Так что уникальность бородинского описания «диссидентской правой» естественна. «Михалковы как символы России» назвал автор одну из глав, мы к ней еще вернемся. А может ли кто себе представить, как свои встречи с Леонидом Ивановичем описывает заслуженный гимночист?

Трудно не ёрничать. Бережно и деликатно описывает Бородин и своих друзей, и далеко не близких ему «в чем-то единомышленников», но картинка получается все равно выразительной. В чем-то она куда колоритнее, чем «Наследство» Кормера или, скажем, «Расставание» самого же Бородина, там ведь все-таки было об изгоях.

Но как бы то ни было, перед читателем уникальный срез советского общества. Да и не только советского, эти же люди часто играют и сегодня ключевую роль и в российской жизни, и в размышлениях о ней Леонида Бородина. Что, кажется, можно сказать о них доброго? Впрочем, доброе-то автору сказать удается: у кого же на свете не найдется, если вглядеться, привлекательных человеческих черт. Но Бородин пытается сказать и нечто, в смысле российских будущих дел, обнадеживающее: «Падение Щелокова, несомненно, „содрогнуло“ и без того вечно дрожащую „русскую партию“, но в самом факте существования определенно мнимой „партии русистов“ <…> следует видеть и нечто, имеющее свою непреходящую ценность, — любовь к России во всех ее ипостасях, в том числе и в советской, ибо, как бы ни перемолотила коммунистическая идея русский этнос, остался и генотип, и стереотип поведения…» Про сохранение стереотипа поведения — это, пожалуй, особенно убедительно.

О мемуарной «составляющей» книги заметим еще: интереснейшие описания и наблюдения соседствуют в ней с резко субъективными выводами. Приведу только один пример. Бородин категорически утверждает: диссидентство не оказало никакого влияния на процессы в стране. И как вывод из материалов книги это звучит убедительно: «тусовочное» состояние профессионального инакомыслия сменилось состоянием нынешним, небытийно-посмертным.
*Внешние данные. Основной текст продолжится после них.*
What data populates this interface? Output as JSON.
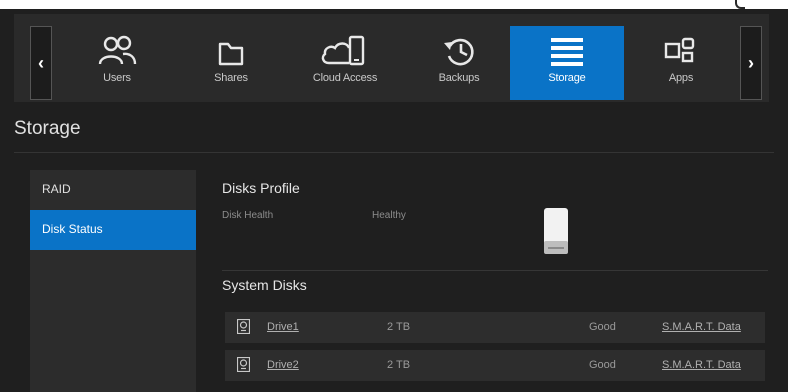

Так что правовые и гуманитарные проблемы ввозятся, таким образом, в Россию «оттуда» — мысль, которую на протяжении всей книги насмешливо варьирует Бородин.

Но между советским бытием и сегодняшним были еще годы перемен: 1987-й и 1988-й, — когда еще почти ничего не началось в государстве, зато сразу началось в стране. Об освобождениях-помилованиях сообщили «голоса», они же дали слушателям и адреса организаторов новых правозащитных групп.